The opportunity of weakness
Life has slightly got the better of me lately, to the neglect of this blog (and I started this on Saturday then just left it as a draft, thus the old date when today is Tuesday). But I have been reading The Life of Prayer by Edith Schaeffer again lately. One thing I find really encouraging about the works of Edith and Francis Schaeffer is the way their Christianity works into every fibre of their being and every moment of their daily lives. I could write out whole chapters but this is just one section that has been helpful to me of late, when I needed to do something that I found it really difficult to do, because God would have me do it:
Our prayer ... is to be one of thanksgiving that Christ suffered all this and so much more for us.

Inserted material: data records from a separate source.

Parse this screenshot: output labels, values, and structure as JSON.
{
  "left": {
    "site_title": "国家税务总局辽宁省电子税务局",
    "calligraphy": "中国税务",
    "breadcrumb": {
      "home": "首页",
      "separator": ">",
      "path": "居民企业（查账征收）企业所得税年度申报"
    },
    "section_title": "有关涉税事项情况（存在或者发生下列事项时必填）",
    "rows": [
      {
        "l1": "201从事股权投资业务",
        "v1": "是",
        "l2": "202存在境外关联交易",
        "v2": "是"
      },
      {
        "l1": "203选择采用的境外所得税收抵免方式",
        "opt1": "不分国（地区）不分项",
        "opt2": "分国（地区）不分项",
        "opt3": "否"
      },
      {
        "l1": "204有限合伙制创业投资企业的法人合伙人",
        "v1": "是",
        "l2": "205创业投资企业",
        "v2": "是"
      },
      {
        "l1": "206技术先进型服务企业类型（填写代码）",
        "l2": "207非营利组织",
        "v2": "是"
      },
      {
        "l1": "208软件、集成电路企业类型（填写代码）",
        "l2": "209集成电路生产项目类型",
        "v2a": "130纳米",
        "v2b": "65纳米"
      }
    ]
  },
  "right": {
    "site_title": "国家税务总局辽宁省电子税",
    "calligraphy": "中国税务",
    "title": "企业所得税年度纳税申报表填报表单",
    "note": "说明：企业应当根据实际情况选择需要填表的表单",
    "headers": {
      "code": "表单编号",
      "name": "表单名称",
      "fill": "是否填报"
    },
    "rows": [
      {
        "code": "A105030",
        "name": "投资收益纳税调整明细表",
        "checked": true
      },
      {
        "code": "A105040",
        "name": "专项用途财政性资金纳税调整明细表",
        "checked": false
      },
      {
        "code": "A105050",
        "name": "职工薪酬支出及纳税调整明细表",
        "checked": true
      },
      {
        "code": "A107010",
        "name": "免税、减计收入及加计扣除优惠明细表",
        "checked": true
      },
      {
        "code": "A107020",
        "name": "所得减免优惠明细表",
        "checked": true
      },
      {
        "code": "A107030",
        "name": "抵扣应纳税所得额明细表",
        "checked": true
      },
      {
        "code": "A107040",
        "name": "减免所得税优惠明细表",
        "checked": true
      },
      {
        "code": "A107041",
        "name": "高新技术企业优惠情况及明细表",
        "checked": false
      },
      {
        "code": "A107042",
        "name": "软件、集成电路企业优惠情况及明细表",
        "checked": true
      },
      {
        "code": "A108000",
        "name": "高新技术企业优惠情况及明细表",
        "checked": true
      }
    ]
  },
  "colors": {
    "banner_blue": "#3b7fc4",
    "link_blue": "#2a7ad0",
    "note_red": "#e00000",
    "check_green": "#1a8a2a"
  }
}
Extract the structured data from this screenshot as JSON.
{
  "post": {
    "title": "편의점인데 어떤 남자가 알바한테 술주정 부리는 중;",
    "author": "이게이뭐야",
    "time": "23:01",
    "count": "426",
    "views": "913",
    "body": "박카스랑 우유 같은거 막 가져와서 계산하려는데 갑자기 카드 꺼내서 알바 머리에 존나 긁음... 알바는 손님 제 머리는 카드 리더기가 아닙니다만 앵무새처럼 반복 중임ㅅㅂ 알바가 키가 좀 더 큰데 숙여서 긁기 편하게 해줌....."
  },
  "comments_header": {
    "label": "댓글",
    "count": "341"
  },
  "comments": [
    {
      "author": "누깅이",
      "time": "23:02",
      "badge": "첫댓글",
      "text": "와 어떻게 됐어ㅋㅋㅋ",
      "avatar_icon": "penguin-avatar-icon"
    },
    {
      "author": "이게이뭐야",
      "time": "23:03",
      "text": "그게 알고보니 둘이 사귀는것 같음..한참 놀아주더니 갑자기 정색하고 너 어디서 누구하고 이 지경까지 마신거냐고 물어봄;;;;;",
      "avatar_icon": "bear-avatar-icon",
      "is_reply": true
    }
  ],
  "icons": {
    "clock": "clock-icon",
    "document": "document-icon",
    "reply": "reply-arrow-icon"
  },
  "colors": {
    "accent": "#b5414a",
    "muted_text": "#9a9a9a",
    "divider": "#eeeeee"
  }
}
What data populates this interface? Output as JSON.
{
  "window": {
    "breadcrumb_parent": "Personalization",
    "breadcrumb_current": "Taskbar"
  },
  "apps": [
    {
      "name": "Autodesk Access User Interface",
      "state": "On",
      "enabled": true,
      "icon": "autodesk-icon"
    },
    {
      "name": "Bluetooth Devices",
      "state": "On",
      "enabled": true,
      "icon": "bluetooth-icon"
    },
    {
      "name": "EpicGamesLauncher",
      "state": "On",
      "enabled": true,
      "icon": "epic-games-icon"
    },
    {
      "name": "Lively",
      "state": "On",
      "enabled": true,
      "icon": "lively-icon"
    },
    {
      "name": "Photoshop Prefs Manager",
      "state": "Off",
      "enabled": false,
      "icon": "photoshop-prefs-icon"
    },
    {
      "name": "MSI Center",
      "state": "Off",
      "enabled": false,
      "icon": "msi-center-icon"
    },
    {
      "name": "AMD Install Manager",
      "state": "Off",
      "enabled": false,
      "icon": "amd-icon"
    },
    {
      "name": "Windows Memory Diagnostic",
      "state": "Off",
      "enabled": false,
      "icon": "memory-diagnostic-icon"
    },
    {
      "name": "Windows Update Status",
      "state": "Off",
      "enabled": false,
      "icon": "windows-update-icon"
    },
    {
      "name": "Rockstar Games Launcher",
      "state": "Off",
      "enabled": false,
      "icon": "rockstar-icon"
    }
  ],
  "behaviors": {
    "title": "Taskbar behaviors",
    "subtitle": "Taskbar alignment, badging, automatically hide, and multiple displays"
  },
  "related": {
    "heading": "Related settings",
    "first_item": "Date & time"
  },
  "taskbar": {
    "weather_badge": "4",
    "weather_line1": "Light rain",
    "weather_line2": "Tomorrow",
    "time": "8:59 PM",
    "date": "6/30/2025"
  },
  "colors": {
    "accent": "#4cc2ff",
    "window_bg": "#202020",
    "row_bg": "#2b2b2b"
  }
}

Then we are to turn and ask for help, His strength in our miserable weakness to endure what we need to be enduring with patience (not ours but His) and to be, as well as to do, what no one else could be. Of course we are allowed to ask for deliverance from this "round of battle", but so often we are wasting an opportunity to do and be that which we could not do or be in any other set of circumstances. There is an opportunity for learning more reality, not only the reality of Christ’s suffering, but the reality of His strength in this particular set of weaknesses, His comfort in this particular sorrow of separation or pain, which could be missed! ... I so often pray, and have so often prayed through the years, Lord, don’t let me waste this opportunity to learn what You want me to learn, to be what You want me to be, to prove to Satan that I really love you, as Job did, not just the good things you give ... Overcome the temptation to waste the discovery of what God’s strength in our weakness time after time is in a wide variety of weaknesses; to waste the circumstances during which we can find out that His grace is really sufficient, not just for other people we read about in the Bible, not just as a theological concept, not just as something to read at morning prayer and appreciate during a period of comfort, but to call for in the very midst of troubles ... It is in such times that we know we are not doing things because we are terribly efficient, or very clever, or physically in great condition, but because the answer to our prayer for help has been, not a changed circumstance with everything going well, not a removal of pain and suffering, but it has been instead an outpouring of His strength, to do what He would have us to do or to simply have a patience (not our own) or a surge of increased trust of Him whereby we may whisper, Lord, I don’t understand this, but I love You and trust You.